Before designing any aspect of the pilot, define the capital decision it must enable. Is the goal to confirm membrane technology selection and size a full-scale system? To validate pretreatment adequacy for a proposed RO installation? To demonstrate performance to a regulator or project financier? The answer determines every design choice that follows — scale, duration, instrumentation, and what constitutes a “successful” pilot.
Comprehensive feedwater characterization before pilot design is non-negotiable. Sampling at multiple points in the water cycle, across seasons, and under different operating conditions provides the input data for scaling analysis, membrane selection, and pretreatment design. Surprises during a pilot almost always trace back to incomplete or non-representative pre-pilot water sampling.

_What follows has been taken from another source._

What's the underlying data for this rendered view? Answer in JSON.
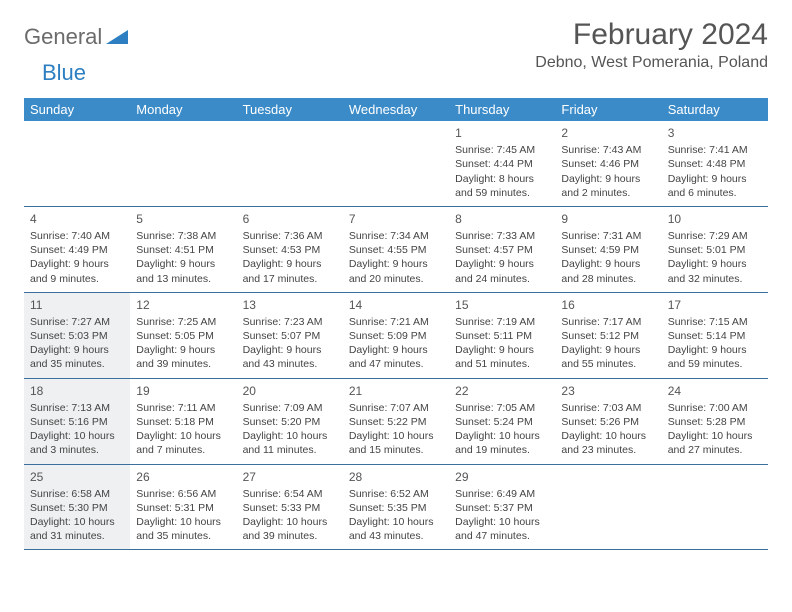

GWTS routinely performs full water chemistry panels including: TDS, TSS, TOC, TIC, pH, turbidity, conductivity; full ion panel (Na, K, Ca, Mg, Ba, Sr, Cl, SO₄, HCO₃, CO₃, SiO₂, B); metals by ICP-MS; oil & grease (EPA 1664); and SDI/MFI per ASTM D4189.
Pilot scale should be large enough to produce statistically meaningful flux and rejection data. For MF/RO systems, bench-scale testing (0.1–1 GPM) is appropriate for membrane screening and pretreatment optimization; pilot-scale testing (1–10 GPM) provides the flux, fouling, and CIP data needed to design a full-scale system.
Duration is often underestimated. Short pilots (1–2 weeks) can demonstrate initial performance but miss seasonal feedwater variation and the fouling trajectory that matters most for lifecycle cost projection. GWTS recommends a minimum of 4–8 weeks for a meaningful RO pilot on produced water, with longer programs (3–6 months) where seasonal variation is a known factor.
A pilot program is only as valuable as its final report. The deliverable should be a formal Basis of Design document that translates pilot data into full-scale system design parameters: design flux, recovery, element selection, pretreatment specification, CIP protocol and frequency, and projected operating costs. GWTS pilot programs deliver complete performance data records, fouling and CIP analysis, full-scale system design basis, and capital and operating cost estimates for the recommended full-scale configuration.